The Unity Council, Merritt College and Community Employee Partners' Program address growing elderly healthcare needs ---
On Friday, May 13, Merritt College hosted the graduation ceremony for the Healthcare Sector Career Initiative's (HSCI) newest program - the Chronic Care Assistant (CCA) training. More than a dozen students from diverse ethnic backgrounds celebrated their completion of the six-month intensive program. The one-of-a-kind educational program is designed to prepare employer-referred multicultural medical students to seize the new job opportunities brought about by demographic changes: specifically to meet the medical needs of the growing chronically ill and aging, multi-ethnic, limited-English speaking populations.
"Elderly and chronically ill patients require higher levels of care than health care facilities are able to provide, a phenomenon that will only worsen as the senior population grows," said Gilda Gonzales, CEO of the Unity Council. "At the same time, the country is experiencing a shortage of nurses. Chronic care assistants, serving as health coaches, fulfill the role needed to address these major healthcare challenges.”
According to HSCI, the newly created role of multicultural health coaches could help alleviate financial healthcare challenges and while providing a new career path with a promotion and pay raise for medical assistants. The employer-referred graduates are selected based on merit and receive the training for free.

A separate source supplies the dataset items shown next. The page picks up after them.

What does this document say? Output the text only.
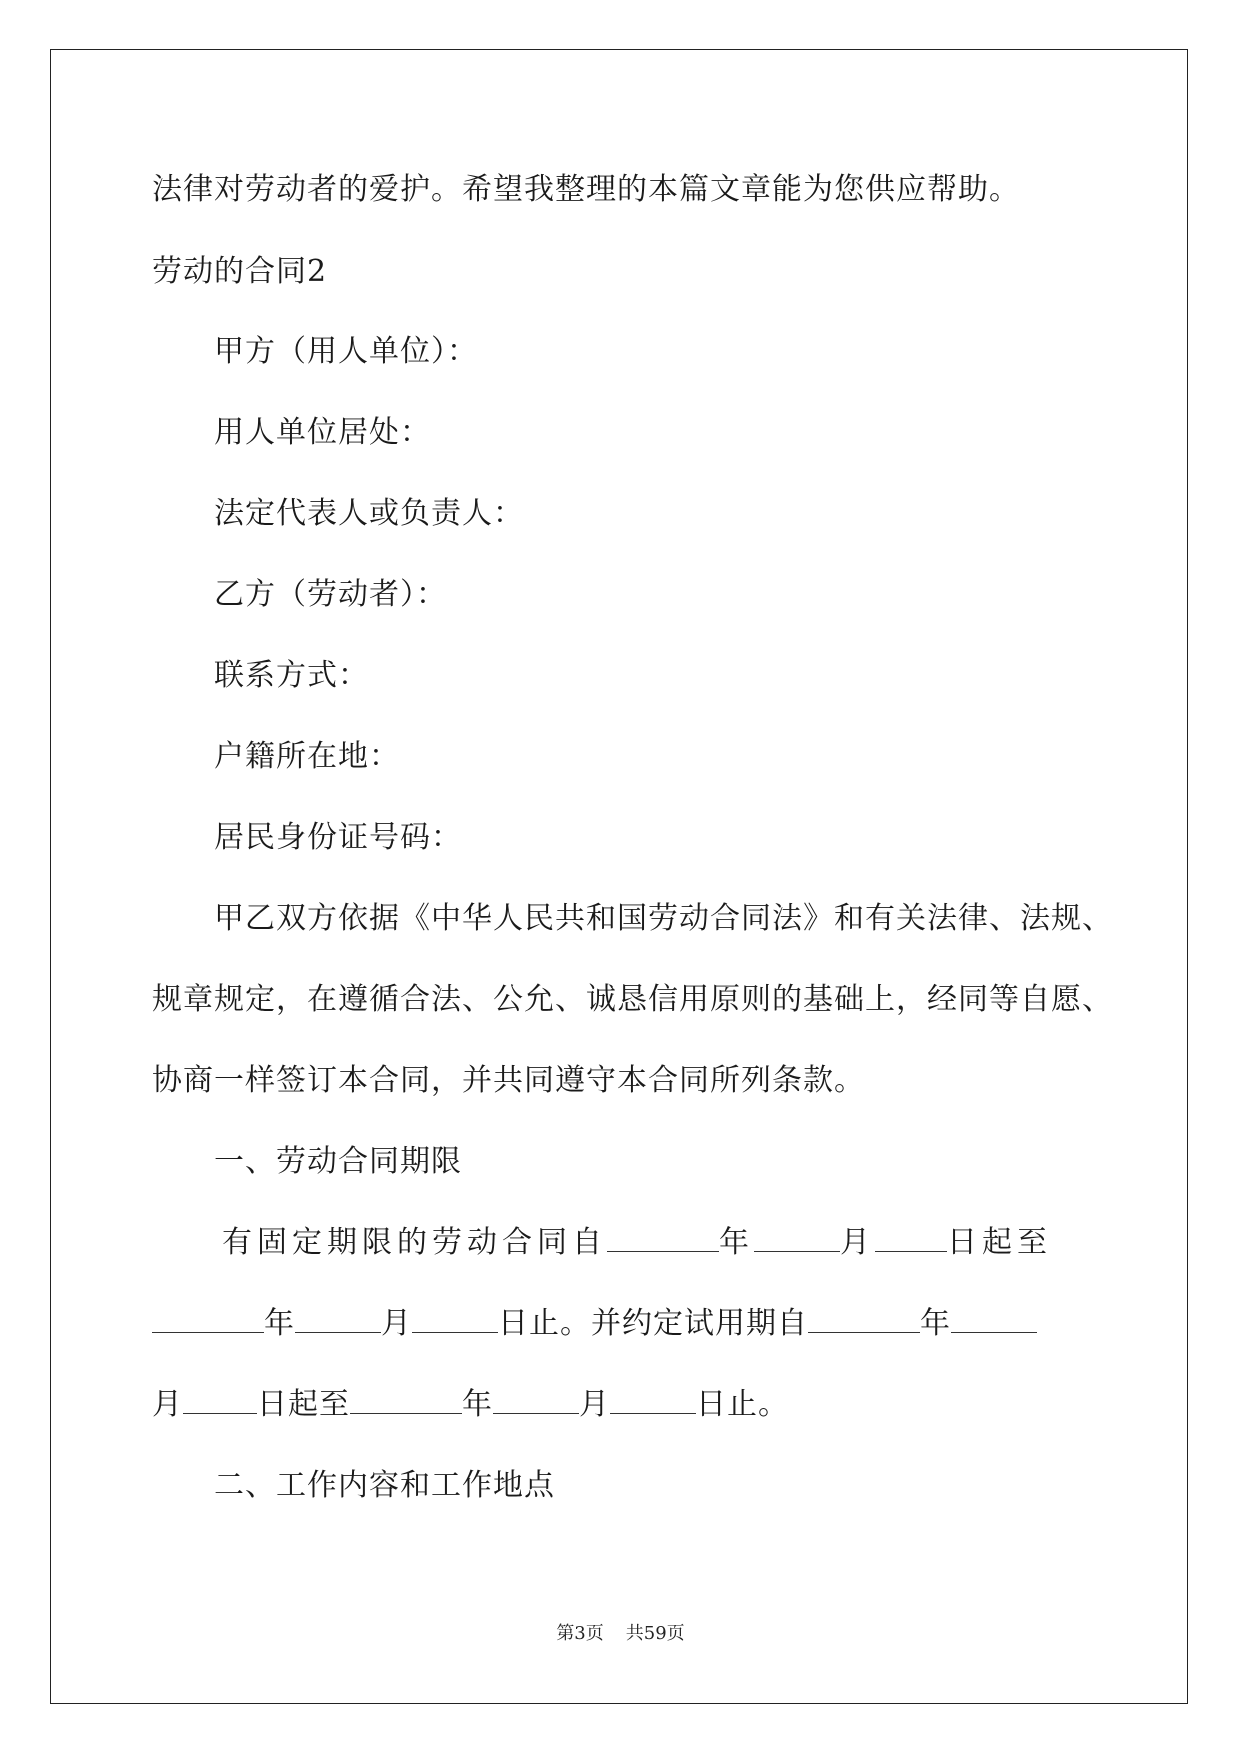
法律对劳动者的爱护。希望我整理的本篇文章能为您供应帮助。
劳动的合同2
甲方（用人单位）：
用人单位居处：
法定代表人或负责人：
乙方（劳动者）：
联系方式：
户籍所在地：
居民身份证号码：
甲乙双方依据《中华人民共和国劳动合同法》和有关法律、法规、
规章规定，在遵循合法、公允、诚恳信用原则的基础上，经同等自愿、
协商一样签订本合同，并共同遵守本合同所列条款。
一、劳动合同期限
有固定期限的劳动合同自	年	月 日起至
年	月	日止。并约定试用期自	年
月 日起至	年	月	日止。
二、工作内容和工作地点
第3页 共59页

Manuella Stephney, 49, has been a medical assistant at UC Berkeley Tang Center since 2005. “I am so grateful to have had this opportunity because it has allowed me to learn about the mechanism of the body and how to keep it running as healthy as humanly possible,” says Stephney. “It also makes me more marketable in my field."
Recruited and specifically trained, the graduates will provide medication management and appointment follow-up assistance, alleviating patient confusion, especially difficult for those with limited English capacity. This will dramatically reduce the risk of drug interactions, premature institutionalization and complications from not completing treatments among seniors and the chronically ill.

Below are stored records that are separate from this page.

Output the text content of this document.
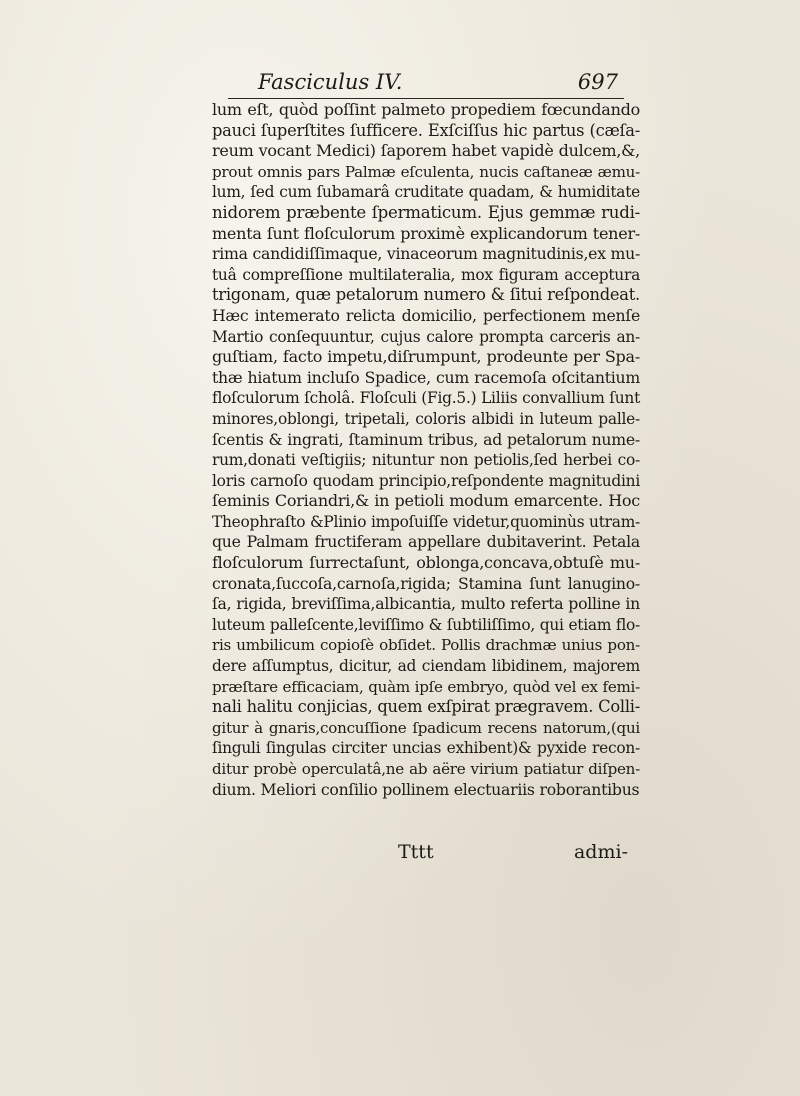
Fasciculus IV.	697
lum eſt, quòd poſſint palmeto propediem fœcundando
pauci ſuperſtites ſufficere. Exſciſſus hic partus (cæſa-
reum vocant Medici) ſaporem habet vapidè dulcem,&,
prout omnis pars Palmæ eſculenta, nucis caſtaneæ æmu-
lum, ſed cum ſubamarâ cruditate quadam, & humiditate
nidorem præbente ſpermaticum. Ejus gemmæ rudi-
menta ſunt floſculorum proximè explicandorum tener-
rima candidiſſimaque, vinaceorum magnitudinis,ex mu-
tuâ compreſſione multilateralia, mox figuram acceptura
trigonam, quæ petalorum numero & ſitui reſpondeat.
Hæc intemerato relicta domicilio, perfectionem menſe
Martio conſequuntur, cujus calore prompta carceris an-
guſtiam, facto impetu,diſrumpunt, prodeunte per Spa-
thæ hiatum incluſo Spadice, cum racemoſa oſcitantium
floſculorum ſcholâ. Floſculi (Fig.5.) Liliis convallium ſunt
minores,oblongi, tripetali, coloris albidi in luteum palle-
ſcentis & ingrati, ſtaminum tribus, ad petalorum nume-
rum,donati veſtigiis; nituntur non petiolis,ſed herbei co-
loris carnoſo quodam principio,reſpondente magnitudini
ſeminis Coriandri,& in petioli modum emarcente. Hoc
Theophraſto &Plinio impoſuiſſe videtur,quominùs utram-
que Palmam fructiferam appellare dubitaverint. Petala
floſculorum ſurrectaſunt, oblonga,concava,obtuſè mu-
cronata,ſuccoſa,carnoſa,rigida; Stamina ſunt lanugino-
ſa, rigida, breviſſima,albicantia, multo referta polline in
luteum palleſcente,leviſſimo & ſubtiliſſimo, qui etiam flo-
ris umbilicum copioſè obſidet. Pollis drachmæ unius pon-
dere aſſumptus, dicitur, ad ciendam libidinem, majorem
præſtare efficaciam, quàm ipſe embryo, quòd vel ex femi-
nali halitu conjicias, quem exſpirat prægravem. Colli-
gitur à gnaris,concuſſione ſpadicum recens natorum,(qui
ſinguli ſingulas circiter uncias exhibent)& pyxide recon-
ditur probè operculatâ,ne ab aëre virium patiatur diſpen-
dium. Meliori conſilio pollinem electuariis roborantibus
Tttt	admi-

"I believe that if this program is rolled out to all facilities it will definitely be an asset; it frees up the clinician from dealing with things that can be handled by the assisting staff, allowing the clinician to handle situations and problems that are beyond the assistant's scope of practice.

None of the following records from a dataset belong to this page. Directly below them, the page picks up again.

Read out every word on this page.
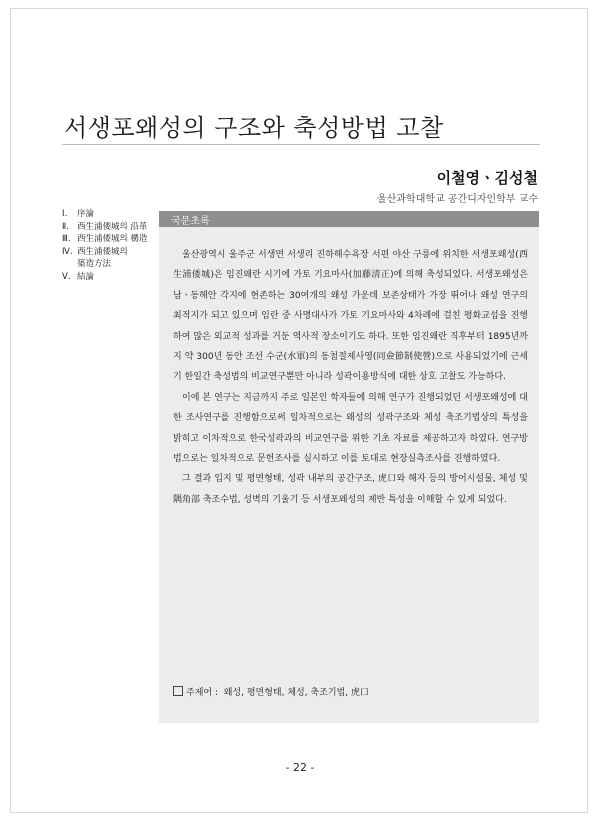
서생포왜성의 구조와 축성방법 고찰
이철영ㆍ김성철
울산과학대학교 공간디자인학부 교수
Ⅰ.	序論
Ⅱ. 西生浦倭城의 沿革
Ⅲ. 西生浦倭城의 構造
Ⅳ. 西生浦倭城의
築造方法
Ⅴ. 結論
국문초록

울산광역시 울주군 서생면 서생리 진하해수욕장 서편 야산 구릉에 위치한 서생포왜성(西生浦倭城)은 임진왜란 시기에 가토 기요마사(加藤淸正)에 의해 축성되었다. 서생포왜성은 남ㆍ동해안 각지에 현존하는 30여개의 왜성 가운데 보존상태가 가장 뛰어나 왜성 연구의 최적지가 되고 있으며 임란 중 사명대사가 가토 기요마사와 4차례에 걸친 평화교섭을 진행하여 많은 외교적 성과를 거둔 역사적 장소이기도 하다. 또한 임진왜란 직후부터 1895년까지 약 300년 동안 조선 수군(水軍)의 동첨절제사영(同僉節制使營)으로 사용되었기에 근세기 한일간 축성법의 비교연구뿐만 아니라 성곽이용방식에 대한 상호 고찰도 가능하다.

이에 본 연구는 지금까지 주로 일본인 학자들에 의해 연구가 진행되었던 서생포왜성에 대한 조사연구를 진행함으로써 일차적으로는 왜성의 성곽구조와 체성 축조기법상의 특성을 밝히고 이차적으로 한국성곽과의 비교연구를 위한 기초 자료를 제공하고자 하였다. 연구방법으로는 일차적으로 문헌조사를 실시하고 이를 토대로 현장실측조사를 진행하였다.

그 결과 입지 및 평면형태, 성곽 내부의 공간구조, 虎口와 해자 등의 방어시설물, 체성 및 隅角部 축조수법, 성벽의 기울기 등 서생포왜성의 제반 특성을 이해할 수 있게 되었다.

주제어 : 왜성, 평면형태, 체성, 축조기법, 虎口
- 22 -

The HSCI was initiated in 2004, by the Unity Council, Merritt College and four community health clinic employer partners: La Clinica de la Raza, Native American Health Center, Tiburcio Vasquez Health Center, and Asian Health Services. The partnership has grown with recently added partners Lifelong Medical Center, University of California at Berkeley, University Health Services/Tang Center (UHS) and Contra Costa College.